WEB EXTRA VIDEO: George Takei on breaking down stereotypes (Click on the video player below)
Remarkably, “Star Trek” lasted only three seasons, but with his new-found celebrity, Takei tried his hand at politics.
Takei ran for the L.A. City Council and lost . . . fought for Japanese American reparations and won, putting his very public face on causes that were close to his heart — all except one.
“It must have been hard to be in the closet,” Miller said.
“It was, it was” Takei said. “Because I had resigned myself, accepted the fact that I would live a part of my life closeted.”
All that changed when a California marriage equality bill was vetoed in 2005. Angered by the decision, Takei came out publically, eventually marrying his longtime partner, Brad Altman, in 2008.
“And I thought, you know, my career might be over,” Takei told Miller. “But quite the reverse of that happened.”
Popping up on TV, movie and computer screens, Takei has found a new generation of fans — millions of them — on Facebook, Twitter and YouTube.
“Have to say, you kind of go off the rails a little bit,” Miller said.
“How?” Takei asked.
“Well, I saw your dance moves,” she laughed.
“It embarrasses Brad no end,” Takei replied.
His cheerful online persona has helped to raise awareness about his next, very personal project, bringing a musical inspired by his early life in the internment camp to Broadway. It’s called “Allegiance: A New American Musical.”

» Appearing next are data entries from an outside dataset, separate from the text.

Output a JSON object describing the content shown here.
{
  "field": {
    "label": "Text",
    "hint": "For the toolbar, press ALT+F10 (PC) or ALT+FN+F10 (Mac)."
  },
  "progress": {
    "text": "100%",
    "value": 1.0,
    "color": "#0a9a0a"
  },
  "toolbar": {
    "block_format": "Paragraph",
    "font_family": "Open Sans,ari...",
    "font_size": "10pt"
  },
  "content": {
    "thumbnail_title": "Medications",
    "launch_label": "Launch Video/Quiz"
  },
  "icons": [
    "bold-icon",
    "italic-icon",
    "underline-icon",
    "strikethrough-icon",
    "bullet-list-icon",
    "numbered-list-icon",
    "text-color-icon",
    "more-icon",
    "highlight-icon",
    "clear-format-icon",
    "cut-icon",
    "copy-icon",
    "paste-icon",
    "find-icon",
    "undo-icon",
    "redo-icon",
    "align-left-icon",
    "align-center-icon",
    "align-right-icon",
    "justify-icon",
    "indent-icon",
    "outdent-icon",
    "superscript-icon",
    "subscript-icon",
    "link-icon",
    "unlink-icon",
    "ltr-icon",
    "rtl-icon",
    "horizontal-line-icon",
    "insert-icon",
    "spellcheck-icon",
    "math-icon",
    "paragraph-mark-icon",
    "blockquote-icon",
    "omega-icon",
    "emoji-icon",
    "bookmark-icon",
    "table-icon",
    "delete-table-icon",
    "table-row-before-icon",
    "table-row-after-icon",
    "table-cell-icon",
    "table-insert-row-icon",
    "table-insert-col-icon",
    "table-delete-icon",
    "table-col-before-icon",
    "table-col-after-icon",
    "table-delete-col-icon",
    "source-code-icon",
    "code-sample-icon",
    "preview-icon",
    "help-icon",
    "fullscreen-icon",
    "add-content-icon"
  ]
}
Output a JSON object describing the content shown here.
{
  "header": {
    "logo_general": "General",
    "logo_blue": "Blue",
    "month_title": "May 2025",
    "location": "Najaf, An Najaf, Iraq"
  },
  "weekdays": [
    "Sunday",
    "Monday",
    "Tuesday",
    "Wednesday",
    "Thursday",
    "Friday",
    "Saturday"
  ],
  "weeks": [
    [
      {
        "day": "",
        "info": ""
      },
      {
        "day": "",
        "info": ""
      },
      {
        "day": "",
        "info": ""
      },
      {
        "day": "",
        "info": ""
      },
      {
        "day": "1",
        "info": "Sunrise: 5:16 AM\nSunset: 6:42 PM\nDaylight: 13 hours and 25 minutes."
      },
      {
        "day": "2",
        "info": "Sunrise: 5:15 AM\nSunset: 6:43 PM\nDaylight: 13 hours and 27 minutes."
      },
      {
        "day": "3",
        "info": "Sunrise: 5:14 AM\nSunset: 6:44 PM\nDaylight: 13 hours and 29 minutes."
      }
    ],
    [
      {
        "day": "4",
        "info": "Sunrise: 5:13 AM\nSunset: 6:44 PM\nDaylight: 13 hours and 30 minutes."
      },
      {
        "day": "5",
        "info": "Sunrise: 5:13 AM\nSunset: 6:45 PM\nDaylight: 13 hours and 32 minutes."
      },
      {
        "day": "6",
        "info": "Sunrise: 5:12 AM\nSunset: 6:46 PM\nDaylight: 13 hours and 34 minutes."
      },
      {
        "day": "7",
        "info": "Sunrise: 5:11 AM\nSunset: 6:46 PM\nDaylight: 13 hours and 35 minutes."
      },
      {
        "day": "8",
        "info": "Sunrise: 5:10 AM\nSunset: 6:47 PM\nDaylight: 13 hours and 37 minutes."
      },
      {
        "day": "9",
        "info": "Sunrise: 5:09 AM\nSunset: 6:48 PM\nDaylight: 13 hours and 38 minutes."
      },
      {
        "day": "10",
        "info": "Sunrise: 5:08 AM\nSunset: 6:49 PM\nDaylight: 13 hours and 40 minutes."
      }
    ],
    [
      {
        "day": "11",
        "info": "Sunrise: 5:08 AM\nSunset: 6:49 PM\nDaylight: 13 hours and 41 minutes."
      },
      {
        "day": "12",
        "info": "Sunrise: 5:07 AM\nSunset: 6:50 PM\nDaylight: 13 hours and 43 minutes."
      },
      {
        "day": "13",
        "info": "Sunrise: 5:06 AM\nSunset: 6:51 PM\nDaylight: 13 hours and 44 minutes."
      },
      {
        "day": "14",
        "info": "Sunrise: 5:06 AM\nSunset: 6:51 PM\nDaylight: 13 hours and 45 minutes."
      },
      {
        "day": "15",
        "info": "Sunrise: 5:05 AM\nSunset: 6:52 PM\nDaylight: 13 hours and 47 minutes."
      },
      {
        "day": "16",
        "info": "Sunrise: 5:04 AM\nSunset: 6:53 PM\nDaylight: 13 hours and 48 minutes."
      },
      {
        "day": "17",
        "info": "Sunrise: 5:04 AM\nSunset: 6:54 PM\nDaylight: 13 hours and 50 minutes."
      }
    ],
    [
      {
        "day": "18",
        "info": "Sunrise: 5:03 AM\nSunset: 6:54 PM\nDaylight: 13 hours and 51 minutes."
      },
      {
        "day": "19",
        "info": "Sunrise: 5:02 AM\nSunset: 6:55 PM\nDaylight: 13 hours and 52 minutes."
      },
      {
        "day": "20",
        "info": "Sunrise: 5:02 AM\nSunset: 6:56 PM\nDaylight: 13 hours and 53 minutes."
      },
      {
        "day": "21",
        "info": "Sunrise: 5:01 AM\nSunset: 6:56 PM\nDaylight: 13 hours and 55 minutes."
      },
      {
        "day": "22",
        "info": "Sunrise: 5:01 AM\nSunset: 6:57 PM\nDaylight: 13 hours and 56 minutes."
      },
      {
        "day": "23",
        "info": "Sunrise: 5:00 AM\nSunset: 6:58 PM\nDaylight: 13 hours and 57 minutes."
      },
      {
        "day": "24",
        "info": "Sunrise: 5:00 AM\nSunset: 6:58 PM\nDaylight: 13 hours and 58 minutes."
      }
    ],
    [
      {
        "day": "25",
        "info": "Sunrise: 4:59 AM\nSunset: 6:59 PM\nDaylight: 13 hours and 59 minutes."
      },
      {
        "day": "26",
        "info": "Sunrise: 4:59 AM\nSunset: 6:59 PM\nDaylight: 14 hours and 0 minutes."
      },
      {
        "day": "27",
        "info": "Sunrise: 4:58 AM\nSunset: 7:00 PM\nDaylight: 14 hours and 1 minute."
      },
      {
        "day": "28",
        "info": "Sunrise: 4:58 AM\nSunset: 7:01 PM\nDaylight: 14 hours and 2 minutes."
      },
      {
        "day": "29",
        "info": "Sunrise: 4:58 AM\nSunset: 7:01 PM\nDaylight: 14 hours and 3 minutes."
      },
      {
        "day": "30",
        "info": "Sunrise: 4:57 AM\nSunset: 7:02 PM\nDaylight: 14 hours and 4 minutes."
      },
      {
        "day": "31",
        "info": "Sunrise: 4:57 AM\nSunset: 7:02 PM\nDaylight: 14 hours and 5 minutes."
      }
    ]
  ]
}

“It’s made for America,” he said. “It’s a story about America and our democracy, the glory of our democracy, but also its fallibility. It’s important for Americans to know how vulnerable, how fragile our democracy is. And we need to improve and make our democracy truer, more real by knowing where we failed. It’s a musical that teaches us that lesson.”
A lesson he learned in those fields in southern Arkansas, and kept with him his entire life.
And though he made his name in the sci-fi reaches of outer space — at age 76 George Takei hopes that his real legacy will be closer to home.
Of returning to Rohwer, Takei said, “There’s nothing I recognize here. It’s totally changed. But it has defined who I am, what values I stand for.”